If you have a LLY MAP sensor damaged by heat, and it is reporting 10 psi when the plenum is seeing 21, guess what? That 21 psi reported in the attitude display, might actually be 32 or more, which the turbo is glad to produce unchecked. AND THAT IS AN OVERHEAT, the stack cannot handle that much heat, as much as (5) five-bedroom heating and cooling units worth, from the CAC alone. Reports of unusual or constant fan without load is also an indicator, there is heat, but where from? The CAC.
I started thinking more. "isn't there LLY comparator tables that issue a MAF code, if mass air flow doesn't mate with boost, correlated within certain tolerance parameters?" There is. And I adjusted them so that the ECM would expect to see really low MAF numbers when boost was high. For example, I set it to read 20 lb/min of air when boost was 25 psi (in actuality, 25 psi produces around 50-60 lb/min of air, so there is a clear mismatch). To my surprise, I got NO codes, after running around for 20 minutes. Then again, you need 100 occurences of failure to set the code. I can change that to 1 and retry
I started thinking more. "if no code results from overboost conditions due to a bad MAP sensor, then all these LLY's might be overheating, without the telltale cause showing up".
Then from a different angle "what if MAP sensor voltage scaling changed with sensor temp itself?" IOW, what if, as the sensor itself heated up, it's scaling became unreliable with too low a return voltage? We would never find the problem, because it would fix itself every day.

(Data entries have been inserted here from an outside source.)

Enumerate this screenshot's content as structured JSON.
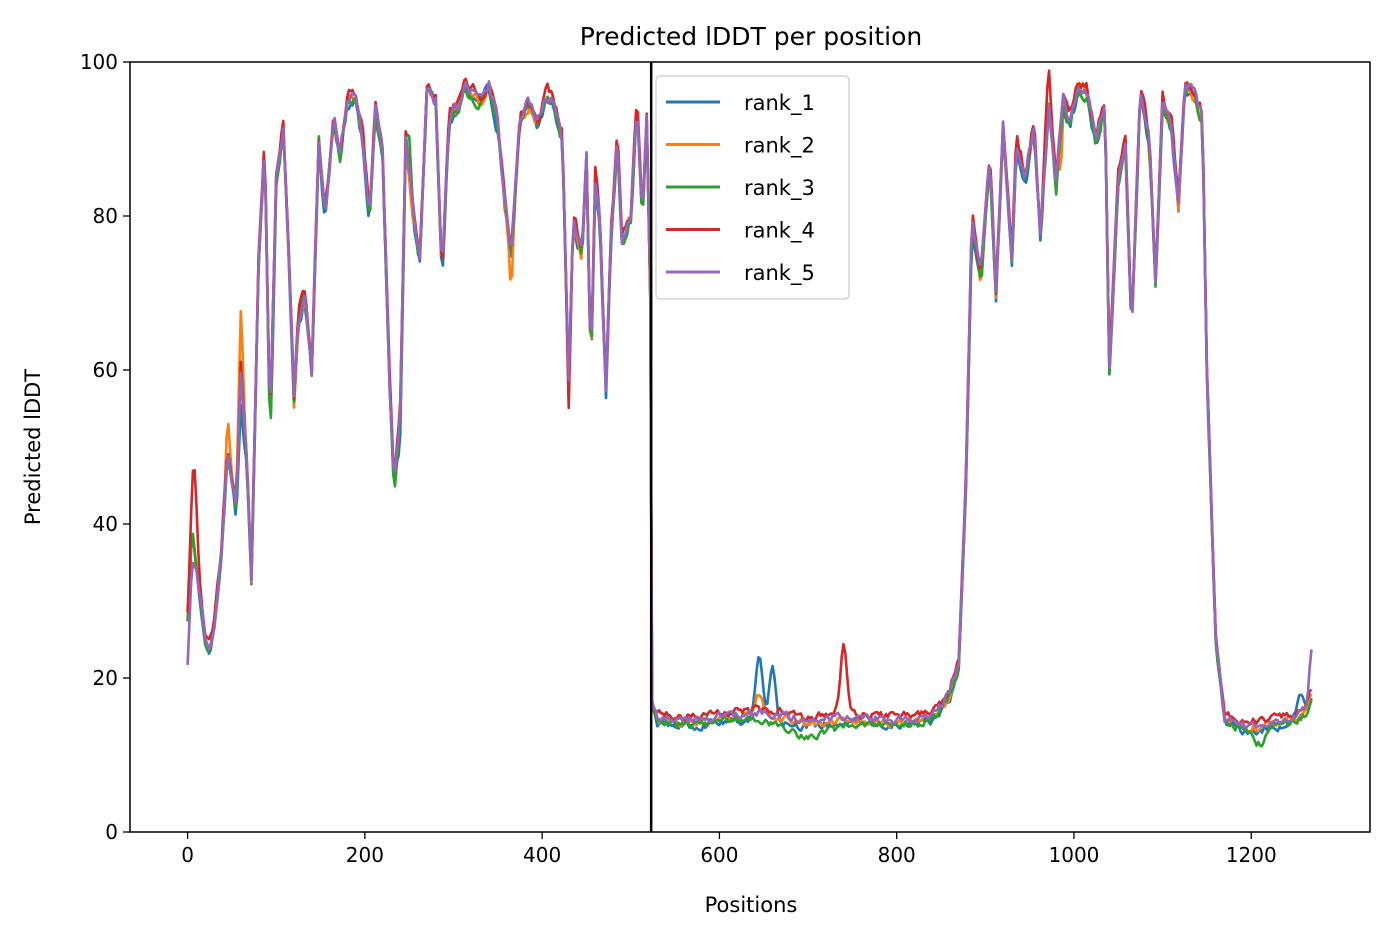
{
  "chart_data": {
    "type": "line",
    "title": "Predicted lDDT per position",
    "xlabel": "Positions",
    "ylabel": "Predicted lDDT",
    "xlim": [
      -65,
      1334
    ],
    "ylim": [
      0,
      100
    ],
    "xticks": [
      0,
      200,
      400,
      600,
      800,
      1000,
      1200
    ],
    "yticks": [
      0,
      20,
      40,
      60,
      80,
      100
    ],
    "vline_x": 523,
    "grid": false,
    "legend_position": "upper-center",
    "series": [
      {
        "name": "rank_1",
        "color": "#1f77b4",
        "offset": -0.8,
        "noise": 0.9,
        "bumps": [
          [
            645,
            8,
            6
          ],
          [
            660,
            7,
            5
          ],
          [
            1255,
            3,
            6
          ],
          [
            60,
            -4,
            4
          ],
          [
            240,
            -3,
            4
          ]
        ]
      },
      {
        "name": "rank_2",
        "color": "#ff7f0e",
        "offset": -0.4,
        "noise": 0.9,
        "bumps": [
          [
            60,
            8,
            4
          ],
          [
            45,
            4,
            3
          ],
          [
            645,
            3,
            6
          ],
          [
            365,
            -4,
            3
          ],
          [
            985,
            -5,
            2
          ]
        ]
      },
      {
        "name": "rank_3",
        "color": "#2ca02c",
        "offset": -0.6,
        "noise": 0.9,
        "bumps": [
          [
            95,
            -3,
            3
          ],
          [
            250,
            5,
            4
          ],
          [
            700,
            -1.5,
            40
          ],
          [
            1210,
            -2,
            10
          ]
        ]
      },
      {
        "name": "rank_4",
        "color": "#d62728",
        "offset": 0.5,
        "noise": 0.9,
        "bumps": [
          [
            8,
            9,
            4
          ],
          [
            740,
            9,
            5
          ],
          [
            430,
            -4,
            3
          ],
          [
            970,
            5,
            4
          ]
        ]
      },
      {
        "name": "rank_5",
        "color": "#9467bd",
        "offset": 0.0,
        "noise": 0.9,
        "bumps": [
          [
            0,
            -6,
            8
          ],
          [
            1268,
            6,
            3
          ]
        ]
      }
    ],
    "base_profile": [
      [
        0,
        28
      ],
      [
        5,
        40
      ],
      [
        10,
        35
      ],
      [
        15,
        30
      ],
      [
        20,
        25
      ],
      [
        25,
        24
      ],
      [
        30,
        27
      ],
      [
        38,
        36
      ],
      [
        45,
        50
      ],
      [
        55,
        42
      ],
      [
        60,
        60
      ],
      [
        67,
        48
      ],
      [
        72,
        33
      ],
      [
        80,
        74
      ],
      [
        87,
        90
      ],
      [
        93,
        52
      ],
      [
        100,
        85
      ],
      [
        108,
        92
      ],
      [
        115,
        73
      ],
      [
        120,
        56
      ],
      [
        125,
        67
      ],
      [
        132,
        70
      ],
      [
        140,
        60
      ],
      [
        148,
        90
      ],
      [
        155,
        80
      ],
      [
        165,
        93
      ],
      [
        172,
        88
      ],
      [
        180,
        95
      ],
      [
        190,
        96
      ],
      [
        198,
        90
      ],
      [
        205,
        80
      ],
      [
        212,
        94
      ],
      [
        220,
        88
      ],
      [
        228,
        58
      ],
      [
        233,
        45
      ],
      [
        240,
        55
      ],
      [
        246,
        90
      ],
      [
        255,
        80
      ],
      [
        262,
        75
      ],
      [
        270,
        97
      ],
      [
        280,
        95
      ],
      [
        287,
        72
      ],
      [
        295,
        93
      ],
      [
        305,
        94
      ],
      [
        312,
        97
      ],
      [
        320,
        96
      ],
      [
        330,
        95
      ],
      [
        340,
        97
      ],
      [
        350,
        92
      ],
      [
        360,
        80
      ],
      [
        365,
        75
      ],
      [
        375,
        93
      ],
      [
        385,
        95
      ],
      [
        395,
        92
      ],
      [
        405,
        96
      ],
      [
        415,
        94
      ],
      [
        423,
        90
      ],
      [
        430,
        58
      ],
      [
        435,
        80
      ],
      [
        445,
        75
      ],
      [
        450,
        88
      ],
      [
        455,
        60
      ],
      [
        460,
        85
      ],
      [
        465,
        80
      ],
      [
        472,
        58
      ],
      [
        478,
        78
      ],
      [
        485,
        90
      ],
      [
        490,
        77
      ],
      [
        500,
        80
      ],
      [
        507,
        95
      ],
      [
        513,
        80
      ],
      [
        518,
        93
      ],
      [
        522,
        70
      ],
      [
        524,
        17
      ],
      [
        530,
        15
      ],
      [
        560,
        14.5
      ],
      [
        600,
        15
      ],
      [
        650,
        15.5
      ],
      [
        700,
        14.5
      ],
      [
        750,
        15
      ],
      [
        800,
        14.5
      ],
      [
        840,
        15
      ],
      [
        860,
        18
      ],
      [
        870,
        22
      ],
      [
        878,
        45
      ],
      [
        885,
        80
      ],
      [
        895,
        72
      ],
      [
        905,
        88
      ],
      [
        912,
        70
      ],
      [
        920,
        92
      ],
      [
        930,
        75
      ],
      [
        935,
        90
      ],
      [
        945,
        85
      ],
      [
        955,
        92
      ],
      [
        962,
        78
      ],
      [
        972,
        95
      ],
      [
        980,
        84
      ],
      [
        988,
        95
      ],
      [
        995,
        92
      ],
      [
        1005,
        97
      ],
      [
        1015,
        96
      ],
      [
        1025,
        90
      ],
      [
        1035,
        95
      ],
      [
        1040,
        60
      ],
      [
        1050,
        85
      ],
      [
        1058,
        90
      ],
      [
        1065,
        65
      ],
      [
        1075,
        97
      ],
      [
        1085,
        90
      ],
      [
        1092,
        72
      ],
      [
        1100,
        95
      ],
      [
        1110,
        92
      ],
      [
        1118,
        82
      ],
      [
        1125,
        97
      ],
      [
        1135,
        96
      ],
      [
        1145,
        93
      ],
      [
        1150,
        60
      ],
      [
        1160,
        25
      ],
      [
        1170,
        15
      ],
      [
        1190,
        14
      ],
      [
        1210,
        14
      ],
      [
        1230,
        14.5
      ],
      [
        1250,
        15
      ],
      [
        1262,
        16
      ],
      [
        1268,
        18
      ]
    ]
  }
}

I am still playing with this, but more can be found about this and other real VGT forced induction issues
HERE.
I really like the VVT for its other virtues. I have finally gotten Ross to fix the ECT boost issue (thank you again Ross), that allows us to use boost as an artificial load, and I am able to warm up the truck much quicker in the winter, for example, and have that boost disappear at 170 ECT.